Andre T, et al. - Researchers report the disease-free survival (DFS) results with respect to reduced adjuvant treatment duration in stage III colon cancer in International Duration Evaluation of Adjuvant Chemotherapy (IDEA) France, a phase III trial, wherein colon cancer patients were randomly assigned to 3 and 6 months of modified FOLFOX6 (mFOLFOX6: infusional fluorouracil, leucovorin, and oxaliplatin) or capecitabine plus oxaliplatin (CAPOX) by physician choice. mFOLFOX6 was given to 90% of patients. Six vs 3 months of adjuvant chemotherapy was shown to be superior, especially in the T4 and/or N2 subgroups. These results should be considered alongside the international IDEA collaboration data.

• By physician choice, randomization of colon cancer patients to 3 and 6 months of modified FOLFOX6 (mFOLFOX6: infusional fluorouracil, leucovorin, and oxaliplatin) or capecitabine plus oxaliplatin (CAPOX) was carried out in International Duration Evaluation of Adjuvant Chemotherapy (IDEA) France, as part of the IDEA international collaboration.
• Disease-free survival (DFS) was the primary end point, and analyses were descriptive.

• Either 3 or 6 months of chemotherapy was received by 2,010 eligible patients (modified intention-to-treat population); 2,000 (99%) had stage III colon cancer (N1: 75%, N2: 25%); 1,809 (90%) received mFOLFOX6, and 201 (10%) received CAPOX.
• Data showed that the median age was 64 years, and the median follow-up time was 4.3 years.
• Treatment was completed (fluoropyrimidines ± oxaliplatin) by 94% (3 months) and 78% (6 months) of patients.
• As per findings, maximal grade 2 and 3 neuropathy rates were 28% and 8% in the 3-month arm and 41% and 25% in the 6-month arm (P < .001).
• In the 3-month arm and in the 6-month arm (P < .001), final rates of residual neuropathy greater than grade 1 were 3% and 7%, respectively.
• A total of 578 DFS events were reported: 314 and 264 in the 3- and 6-month arms, respectively.

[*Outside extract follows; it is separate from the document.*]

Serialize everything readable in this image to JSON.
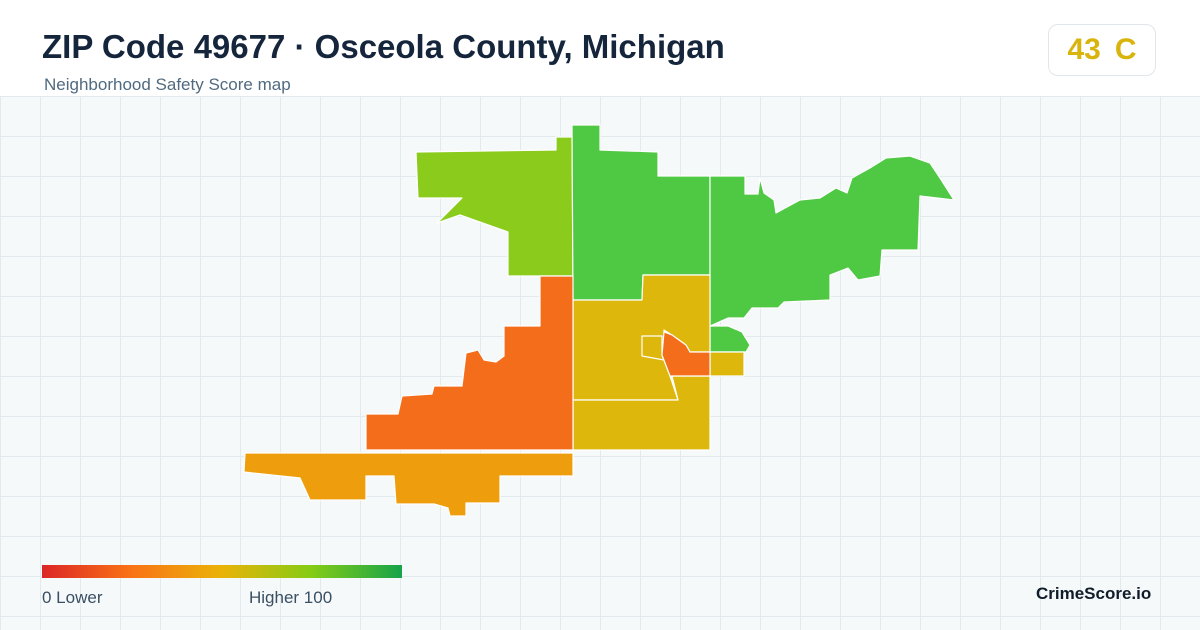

• Researchers noted that the 3-year DFS rates were 72% and 76% in the 3- and 6-month arms, respectively (hazard ratio [HR], 1.24; 95% CI, 1.05 to 1.46; P=.0112).
• They also observed that in the 3 and 6-month arms, respectively, for patients who received mFOLFOX6, the 3-year DFS rates were 72% and 76% (HR, 1.27; 95% CI, 1.07 to 1.51); for the T4 and/or N2 population, they were 58% and 66% (HR, 1.44; 95% CI, 1.14 to 1.82); and for the T1-3N1 population, they were 81% and 83% (HR, 1.15; 95% CI, 0.89 to 1.49).